Mr. President, you may also consider dismantling the nepotistic and sectional machinery of your administration and install an all-inclusive government that reflects Nigeria’s ethno-geographic and religious plurality to command national loyalty. A renewed atmosphere of national unity, wherein no individual will be treated less Nigerian than the other on the basis of religion, ethnicity or geography of origin, has become imperative to douse tension and anger in the land. As part of the confidence building measures of your administration, Mr. President may further consider increasing the frequency of his visits to the states of the Nigerian federation across the six geo-political zones, in order to give every section of Nigeria the much needed sense of belonging.

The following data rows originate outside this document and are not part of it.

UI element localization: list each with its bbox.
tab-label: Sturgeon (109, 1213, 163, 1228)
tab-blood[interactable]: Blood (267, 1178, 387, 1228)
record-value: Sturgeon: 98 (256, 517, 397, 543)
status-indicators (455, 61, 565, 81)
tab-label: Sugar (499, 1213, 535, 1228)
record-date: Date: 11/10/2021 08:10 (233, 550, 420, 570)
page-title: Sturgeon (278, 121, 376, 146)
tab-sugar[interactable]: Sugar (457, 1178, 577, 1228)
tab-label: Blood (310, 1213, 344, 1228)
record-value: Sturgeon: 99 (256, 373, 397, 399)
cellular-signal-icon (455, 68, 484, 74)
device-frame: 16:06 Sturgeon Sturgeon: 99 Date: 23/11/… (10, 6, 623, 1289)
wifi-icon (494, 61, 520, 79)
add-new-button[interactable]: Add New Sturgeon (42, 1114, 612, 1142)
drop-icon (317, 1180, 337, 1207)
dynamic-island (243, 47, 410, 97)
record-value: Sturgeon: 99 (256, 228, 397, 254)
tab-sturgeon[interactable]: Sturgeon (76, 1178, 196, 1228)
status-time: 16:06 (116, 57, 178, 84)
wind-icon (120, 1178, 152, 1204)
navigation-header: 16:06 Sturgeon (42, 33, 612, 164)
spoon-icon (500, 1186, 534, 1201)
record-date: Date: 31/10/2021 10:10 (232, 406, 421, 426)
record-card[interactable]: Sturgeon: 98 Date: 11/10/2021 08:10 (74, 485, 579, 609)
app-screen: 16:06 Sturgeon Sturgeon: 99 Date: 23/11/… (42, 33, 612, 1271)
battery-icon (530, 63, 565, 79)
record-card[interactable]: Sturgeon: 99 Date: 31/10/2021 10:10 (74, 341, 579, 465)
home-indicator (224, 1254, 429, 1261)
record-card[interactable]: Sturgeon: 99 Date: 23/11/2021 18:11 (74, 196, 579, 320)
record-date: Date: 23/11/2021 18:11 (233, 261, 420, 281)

Whereas, it has been my considered view that the problem of Nigeria is not so much about the structure but its operation, it has become important to take a second look at the issue of restructuring. Mr. President, the agitation for restructuring has become heightened precisely because its operation in the last five years of your administration has been the worse in the sixty years of Nigeria’s independence. Therefore, you can no longer ignore the agitations and expressions of concern for a better structure that serves the interests of Nigerians, irrespective of ethno-geographic or religious divides. To this end, after due consultations with the National Council of State and other relevant organs of government, Mr. President, you may consider the setting up of a national conference of the representatives of the peoples of Nigeria to have a dialogue on the formation of a just, equitable and fair structure for the Nigerian state. This avenue for dialogue by different legitimate interest groups will further douse the tension in the land, as it will afford Nigerians the opportunity to “jaw jaw” rather than “war war.” The recommendations from this conference should be forwarded as an executive bill to the National Assembly to effect a constitutional amendment to that effect.
If taken, these few steps will take the wind out of sail of the widespread protest and avert an outright insurrection that may result in the collapse of the Nigerian state as we know it today. In conclusion, as a loyal citizen of Nigeria who supported your aspirations to be president of my country between 2003 and 2015, I want to reiterate the fact that I love my dear President Muhammadu Buhari, but I love Nigeria more.